The Australian economy has a substantially lower debt/GDP than larger Northern Hemisphere developed economies.

However, the interest on government debt is forecast to be the fastest-growing expense item over the next decade and budget deficits are likely to persist for many years.

While China’s stimulus policies to revive the depressed real estate sector will be beneficial to Australia’s resources sector, particularly iron ore, net exports cannot replace household consumption as the main influencer of GDP growth.

“Where household consumption and private sector expenditure goes, so will the economy,” Warnes said.

Australia & NZ Stocks still trade at a discount

Morningstar’s report shows Australia and New Zealand stocks remain modestly undervalued. As of December 9 Australian and New Zealand stocks covered by Morningstar were trading 7% below fair value on average, compared with a 15% discount at the June and October lows.

“About 44% of Australian and New Zealand stocks under Morningstar coverage are either 4 or 5-star-rated, a historically high proportion,” Warnes said.

“In comparison, the trailing 10-year average is for 22% of our coverage to be 4- or 5-star-rated.”

He said large numbers of stocks in the tech, real estate, industrials, and communications sectors are undervalued after major share price falls in 2022, triggered by sharply higher interest rates and growing fears of an economic slowdown.

“Despite rallying strongly in 2022, many stocks in the energy sector remain attractive, a testament to how cheap they were in 2021,” he said.


Gold winner as crypto winter comes

In mining coverage, Morningstar said gold miner Newcrest Mining (ASX:NCM) is the standout, trading around 30% below its fair value estimate.

“Cryptocurrency losses have also been gold’s gains with the price cracking US$1,800 per ounce in December from lows near US$1,600 in September and November 2022,” Warnes said.

The Aussie gold price remains near record highs and we also still see value among the coal miners with upside from high prices generally not factored in.

“The rally in iron ore prices again sees those firms as notably overvalued.”

The NCM share price is up 6.47% in the past month ad 11.73% over the past six months.

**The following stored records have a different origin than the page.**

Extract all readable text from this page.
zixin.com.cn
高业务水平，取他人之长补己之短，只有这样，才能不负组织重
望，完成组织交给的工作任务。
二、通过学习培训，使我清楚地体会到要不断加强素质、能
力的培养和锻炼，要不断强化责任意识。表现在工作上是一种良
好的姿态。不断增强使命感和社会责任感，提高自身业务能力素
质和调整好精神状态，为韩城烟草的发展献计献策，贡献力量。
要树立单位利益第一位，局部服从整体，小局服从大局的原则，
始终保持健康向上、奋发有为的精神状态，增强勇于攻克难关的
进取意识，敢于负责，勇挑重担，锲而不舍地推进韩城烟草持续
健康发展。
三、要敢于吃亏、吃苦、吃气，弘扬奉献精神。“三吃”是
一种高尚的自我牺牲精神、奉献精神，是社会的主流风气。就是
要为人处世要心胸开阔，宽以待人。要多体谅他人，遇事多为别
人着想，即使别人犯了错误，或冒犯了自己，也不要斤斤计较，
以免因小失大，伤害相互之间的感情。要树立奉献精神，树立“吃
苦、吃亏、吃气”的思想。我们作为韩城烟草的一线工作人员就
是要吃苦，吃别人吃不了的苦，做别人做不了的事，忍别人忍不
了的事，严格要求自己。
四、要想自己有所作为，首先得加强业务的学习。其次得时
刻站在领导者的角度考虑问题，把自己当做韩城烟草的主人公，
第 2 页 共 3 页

Rising bond years put pressure on stable dividend streams

Warnes said the RBA’s aggressive rate hikes are a potential catalyst for retail spending to soften near-term.

Rising cost of living pressures, such as rampant food price inflation and rent increases, are also biting.

“In this environment, Australians with increasingly limited budgets are likely to prioritise consumer staples like food and liquor over discretionary goods,” he said.

“However, given concerns about recession risk, an investor flight to safety has left defensive stocks largely overvalued.

“In their hunt for yield, investors bid up the price/earnings ratios of the most reliable income stocks in the defensive retail sector, such as supermarkets.

He said rising bond yields could prompt investors to reconsider what is a reasonable running yield from these stable but relatively mature defensive consumer staples stocks such as Coles (ASX:COL), Endeavour (ASX:EDV) and Woolworths (ASX:WOW).

“While slightly overvalued, Endeavour offers investors seeking exposure to staples retailing the most appealing value in what we believe is a strong franchise,” Warnes said.